I have written a class implementing a classifier in python. I would like to use Apache Spark to parallelize classification of a huge number of datapoints using this classifier.
However, when I do the following:
import BoTree
bo_tree = BoTree.train(data)
rdd = sc.parallelize(keyed_training_points) #create rdd of 10 (integer, (float, float) tuples
rdd = rdd.mapValues(lambda point, bt = bo_tree: bt.classify(point[0], point[1]))
out = rdd.collect()
Spark fails with the error (just the relevant bit I think):
File "/root/spark/python/pyspark/worker.py", line 90, in main
command = pickleSer.loads(command.value)
File "/root/spark/python/pyspark/serializers.py", line 405, in loads
return cPickle.loads(obj)
ImportError: No module named BoroughTree
Can anyone help me? Somewhat desperate...
Thanks
Probably the simplest solution is to use pyFiles
argument when you create SparkContext
from pyspark import SparkContext
sc = SparkContext(master, app_name, pyFiles=['/path/to/BoTree.py'])
Every file placed there will be shipped to workers and added to PYTHONPATH
.
If you're working in an interactive mode you have to stop an existing context using sc.stop()

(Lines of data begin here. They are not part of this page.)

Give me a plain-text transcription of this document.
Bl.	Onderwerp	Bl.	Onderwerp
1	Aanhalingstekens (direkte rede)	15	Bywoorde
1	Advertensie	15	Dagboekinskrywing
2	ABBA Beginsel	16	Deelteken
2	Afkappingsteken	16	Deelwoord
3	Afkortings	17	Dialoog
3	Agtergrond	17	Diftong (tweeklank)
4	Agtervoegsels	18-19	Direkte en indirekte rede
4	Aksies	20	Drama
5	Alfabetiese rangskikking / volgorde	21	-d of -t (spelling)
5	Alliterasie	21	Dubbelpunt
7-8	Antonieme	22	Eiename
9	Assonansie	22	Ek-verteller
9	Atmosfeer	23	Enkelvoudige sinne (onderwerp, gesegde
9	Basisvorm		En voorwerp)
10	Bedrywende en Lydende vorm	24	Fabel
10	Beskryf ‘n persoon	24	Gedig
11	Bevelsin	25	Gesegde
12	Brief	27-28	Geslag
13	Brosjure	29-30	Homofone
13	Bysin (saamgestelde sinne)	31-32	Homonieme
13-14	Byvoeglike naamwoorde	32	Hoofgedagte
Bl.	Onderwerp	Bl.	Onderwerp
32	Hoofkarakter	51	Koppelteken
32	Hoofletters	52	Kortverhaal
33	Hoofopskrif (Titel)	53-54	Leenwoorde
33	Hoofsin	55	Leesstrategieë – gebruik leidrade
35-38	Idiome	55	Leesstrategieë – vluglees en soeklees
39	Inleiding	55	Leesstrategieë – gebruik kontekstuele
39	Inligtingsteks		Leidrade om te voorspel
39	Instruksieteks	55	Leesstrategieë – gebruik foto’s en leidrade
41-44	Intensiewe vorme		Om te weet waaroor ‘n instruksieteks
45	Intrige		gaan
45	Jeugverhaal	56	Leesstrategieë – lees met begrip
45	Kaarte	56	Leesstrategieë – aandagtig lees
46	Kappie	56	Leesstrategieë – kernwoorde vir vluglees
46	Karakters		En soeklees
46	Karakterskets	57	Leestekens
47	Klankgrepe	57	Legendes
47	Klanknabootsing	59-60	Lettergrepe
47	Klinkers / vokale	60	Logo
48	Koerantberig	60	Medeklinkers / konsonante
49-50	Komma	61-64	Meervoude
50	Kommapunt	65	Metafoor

before you create a new one.
Also make sure that Spark worker is actually using Anaconda distribution and not a default Python interpreter. Based on your description it is most likely the problem. To set PYSPARK_PYTHON
you can use conf/spark-env.sh
files.
On a side note copying file to lib
is a rather messy solution. If you want to avoid pushing files using pyFiles
I would recommend creating either plain Python package or Conda package and a proper installation. This way you can easily keep track of what is installed, remove unnecessary packages and avoid some hard to debug problems.